It is uncomfortable but perfectly normal for women to experience discharge during pregnancy.
When it comes to pregnancy, mothers and their bodies take on many changes. Some are exciting, such as a baby bump. Some are less, such as the apparently increasingly smaller bladder. Then there are those you would rather not discuss with anyone else. Ladies, there is discomfort during pregnancy, but you don’t have to. Most women experience it in one form or another as a natural part of their nine month journey.
Good for Flowing – White Discharge during Pregnancy
Things under water are about to get wet and not just because you have to pee 17 times a day. Vaginal discharge is a healthy and normal part of the woman, one that speeds up blood flow during pregnancy. So, if you notice an increase, you don’t have to worry about anything. Higher estrogen levels, along with 30 to 50 percent more blood that flows through you (and circulates near your vagina), are behind the sudden increase in secretions.
Normal pregnancy discharge, what doctors call leukorrhea, is a mix of old cells from the vaginal walls and secretions from the vagina and cervix. You’ve probably seen leukorrhea before, so you know that the cream color and little to no odor are signs that everything is going well.
Pregnancy delivery does more than dampen your mood. The mucus plug forms at the start of pregnancy when secretions from your cervix form a barrier to protect the uterus against the non-sterile vagina.
The closer you get to your due date, the more discharge you are likely to see. If you keep an eye on the belt, you can recognize the first signs of labor OBGY and Best Obstetrician in Lahore.
You may notice a sudden pituitary discharge that is thick and blood soaked and take the hospital bag if you feel a flood of thin clear liquid, also known as your water rupture.
Sticky Situations – Changes in The Discharge Color Of Pregnancy
Changes in secretion can be the result of an infection, sexually transmitted disease or other health problems, such as placenta previa. OBGY recommends informing your healthcare provider of any noticeable changes in dismissal, but here is something to look for from the common culprits:
Leaking Amniotic Fluid. If you are soaked even after a change of intimates, take a look below. Discharge that is thin, clear and odorless is a safe bet that broke your water. The fluid that you leak comes from the now broken amniotic fluid bag, which means that your little fruit is on its way.
Leaking Urine. Moms to be are accident prone, so don’t worry if it looks like you’ve got a leak. Chances are it is just a much needed bathroom break. (It happens to the best of us.) If you are not sure about the clear or yellow liquid, know the nose.
Yeast Infection. Due to changes in hormone levels, pregnant women tend to distribute much more of these, especially around the second trimester. Beware of thick, white discharge accompanied by itching.
Bacterial Vaginosis. Catch a touch of fish, especially post sex (if the discharge mixes with sperm), and you may want to check in down there. Thin discharge that is gray can result from a vaginal infection. Bacterial vaginosis accounts for 40 to 50 percent of the reported cases of vaginitis (inflammation of the vagina).

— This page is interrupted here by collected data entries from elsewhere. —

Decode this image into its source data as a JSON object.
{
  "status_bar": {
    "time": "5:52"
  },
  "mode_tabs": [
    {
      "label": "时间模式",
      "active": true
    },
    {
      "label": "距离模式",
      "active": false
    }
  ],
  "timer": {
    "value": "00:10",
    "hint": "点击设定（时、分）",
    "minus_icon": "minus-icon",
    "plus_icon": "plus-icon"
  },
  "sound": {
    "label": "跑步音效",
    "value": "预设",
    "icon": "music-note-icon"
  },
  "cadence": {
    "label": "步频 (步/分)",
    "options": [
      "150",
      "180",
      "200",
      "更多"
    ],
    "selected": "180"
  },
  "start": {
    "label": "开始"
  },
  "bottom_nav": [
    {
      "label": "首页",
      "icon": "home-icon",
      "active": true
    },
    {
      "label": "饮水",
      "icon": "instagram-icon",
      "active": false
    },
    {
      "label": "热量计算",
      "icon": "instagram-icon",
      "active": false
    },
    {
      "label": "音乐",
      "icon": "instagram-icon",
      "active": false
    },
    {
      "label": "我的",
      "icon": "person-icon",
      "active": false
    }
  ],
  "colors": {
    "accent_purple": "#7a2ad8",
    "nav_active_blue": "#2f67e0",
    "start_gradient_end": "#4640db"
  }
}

Trichomoniasis Infection. This is one when you see the symptoms – you will wonder: what just came out of me? Green or yellow discharge that foams and stinks of trich, a parasite that can lead to premature delivery. Other clear signs are itching and pain during sex or urination.
Chlamydia. Another fragrant culprit that comes with green or yellow discharge is one of the most common STDs. The symptoms are not always immediate, but they usually appear within three weeks of infection.
Spotting. About 25 percent of women have slight bleeding during the first 20 weeks of pregnancy. It is seldom causing for concern, but do not hesitate to let your doctor know what is happening. (Tip: it helps to carry a pad to monitor your current.)
Once you’ve swapped your bump for a whole new bundle of joy, it will take a few weeks for your female parts to regain pre pregnancy.
After the birth you lose blood and tissue along your womb, a discharge known as lochia. This process can take up to two weeks, with lochia changing from a bright red color to a dull brown color. If the bleeding lasts longer than 14 days or is accompanied by cramps and fever, you should have your doctor visit you Best Obstetrician in Lahore.
Now that you know what is normal and what is not, you can rest during all the highlights and flows of pregnancy.